Das Verhältnis zu Gott steht in den folgenden Einheiten im Mittelpunkt. Neben der Bismillah und dem Glaubensbekenntnis werden dabei auch unterschiedliche Bittgebete und die rituelle Gebetspraxis angesprochen. Die Person des Propheten Mohammed und die Geschichte der Offenbarung, die im Koran niedergeschrieben wurde, bilden schließlich einen weiteren Schwerpunkt. Hier steht das Gemeinschaftsstiftende der Religion im Vordergrund. Mohammed erscheint dabei vor allem in seinem Wirken als Vorbild, der den „Menschen ihre Pflichten gegenüber Gott und Seiner Schöpfung und die Regeln für ein gutes Zusammenleben" (40) erläuterte. Über Geschichten aus seinem Leben erfahren die Schüler etwas vom Charakter des Propheten, der „alle Lebewesen" (46) liebte und zur Bewahrung der Schöpfung aufrief.
In den zwei Unterrichtseinheiten, die sich mit den Festen im Judentum, Christentum und Islam beschäftigen, werden schließlich ausdrücklich auch Bezüge zu den beiden anderen großen monotheistischen Religionen hergestellt. Allerdings werden nur im Zusammenhang mit den islamischen und jüdischen Beschneidungsritualen ausdrücklich Ähnlichkeiten benannt, die Muslime mit Juden teilen.
Bei der didaktischen Umsetzung der Themen dominieren Aufgabenstellungen, die direkt an die Texte anknüpfen. Nur in einigen wenigen Einheiten werden dagegen Methoden vorgeschlagen, die zu einer spielerischen und kreativen Auseinandersetzung mit den Unterrichtsthemen anregen.

Text- und Bildmaterialien
Zur Gestaltung der Einheiten dienen oft ganzseitige Illustrationen, die durch Zeichnungen und Fotos von Alltagssituationen und religiösen Motiven ergänzt werden. In kurzen Bildbeschreibungen werden die Bilder erläutert und zu dem jeweiligen Thema in Bezug gesetzt. Erst in den späteren Unterrichtseinheiten finden sich längere Texte, die über Geschichten in die Thematik einführen. Auffallend ist zudem die gleichzeitige Verwendung von religiösen und nicht-religiösen Texten, die zur Vermittlung der Inhalte gewählt wurden. Neben Suren und Hadithen finden sich hier Gedichte und Liedzeilen, die nicht unmittelbar religiöse Botschaften enthalten.
Entsprechend vielfältig sind die Aufgabenstellungen, die sich direkt an die Schülerinnen und Schüler richten.
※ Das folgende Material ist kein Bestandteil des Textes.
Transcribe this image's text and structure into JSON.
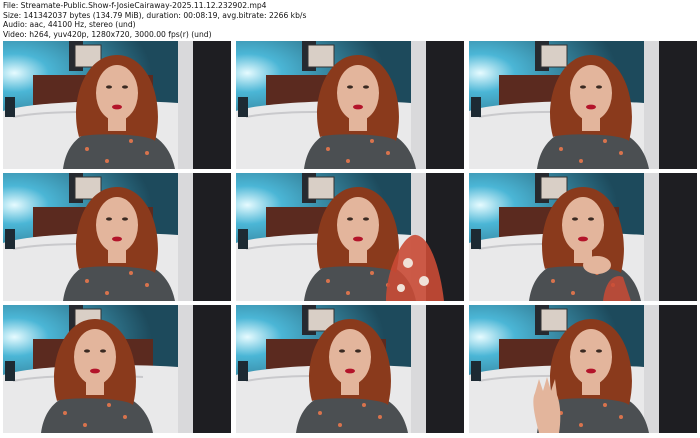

Auch hier geht es vielfach zunächst um allgemeine Fragen des Selbstverständnisses und des Zusammenlebens, die erst im weiteren Verlauf mit religiösen Inhalten verknüpft werden.
Auffallend ist in diesem Zusammenhang die Gestaltung der Illustrationen. Neben einigen wenigen Motiven, die der Darstellung von Geschichten aus der Frühzeit des Islam dienen, dominieren Bilder von Kindern und Erwachsenen in Situationen aus dem Alltag in Deutschland: in Familie, Schule oder Wohnviertel. Religiöse Symbole wie das Kopftuch spielen hier auch in öffentlichen Situationen, wie zum Beispiel bei der Darstellung eines Hausfestes, nur eine untergeordnete Rolle.

Aufgabenstellung
Durch die Kombination von religiösen Texten – hier vor allem Suren und Hadithe – mit nichtreligiösen Textformen wie Liedern und Gedichten gelingt es den Autoren, die unterschiedlichen religiösen Themen in den lebensweltlichen Alltag der Schülerinnen und Schüler einzubinden. Dies wird auch in den Aufgabenstellungen deutlich. So werden sie beispielsweise aufgefordert, über die Rollenverteilungen in ihren Familien oder über ihre persönlichen Erlebnisse während des Opferfestes zu berichten.
Damit bietet das Schulbuch zumindest indirekt Raum für Unterschiede, die sich in der religiösen Praxis der Familien zeigen können.

Fazit
Mit seinen Inhalten wendet sich das Schulbuch ausdrücklich an muslimische Schülerinnen und Schüler in Deutschland, die in ihrem Alltag mit gesellschaftlicher, kultureller und religiöser Vielfalt konfrontiert sind. Trotz der vorhandenen Vielfalt in den Unterrichtseinheiten, sticht jedoch das Fehlen eines ausdrücklichen Hinweises auf religiöse Unterschiede zwischen Muslimen ins Auge. So findet sich in den Texten selbst kein Hinweis auf unterschiedliche Varianten des Glaubensbekenntnisses, wie es beispielsweise von Schiiten gefasst wird. Durch die Rahmung des Schulbuches durch die „fünf Säulen des Islam" werden zudem andere Lesarten des Islam ausgeblendet, die nicht zuletzt von alevitischen Schülern gelebt werden. Das Schulbuch betont insofern die Einheit der Muslime, ohne dass dabei explizit auf mögliche theologische und rituelle Unterschiede eingegangen wird.
Die Entscheidung für eine solche Darstellung lässt sich mit der Schwierigkeit erklären, entsprechende Unterschiede für Schülerinnen und Schüler der Jahrgangsstufen 1 und 2 verständlich aufzubereiten. Dennoch wäre es sinnvoll, sie bereits in diesem Alter mit der Existenz unterschiedlicher Glaubensvorstellungen und –praktiken vertraut zu machen. Die Bilder, die von den Autoren zur Illustration gesellschaftlicher Diversität gewählt wurden, weisen in diese Richtung. Es wäre wünschenswert, wenn diese auch in den Texten selbst angesprochen und damit als Ausdruck gesellschaftlicher Realität vermittelt werden würde.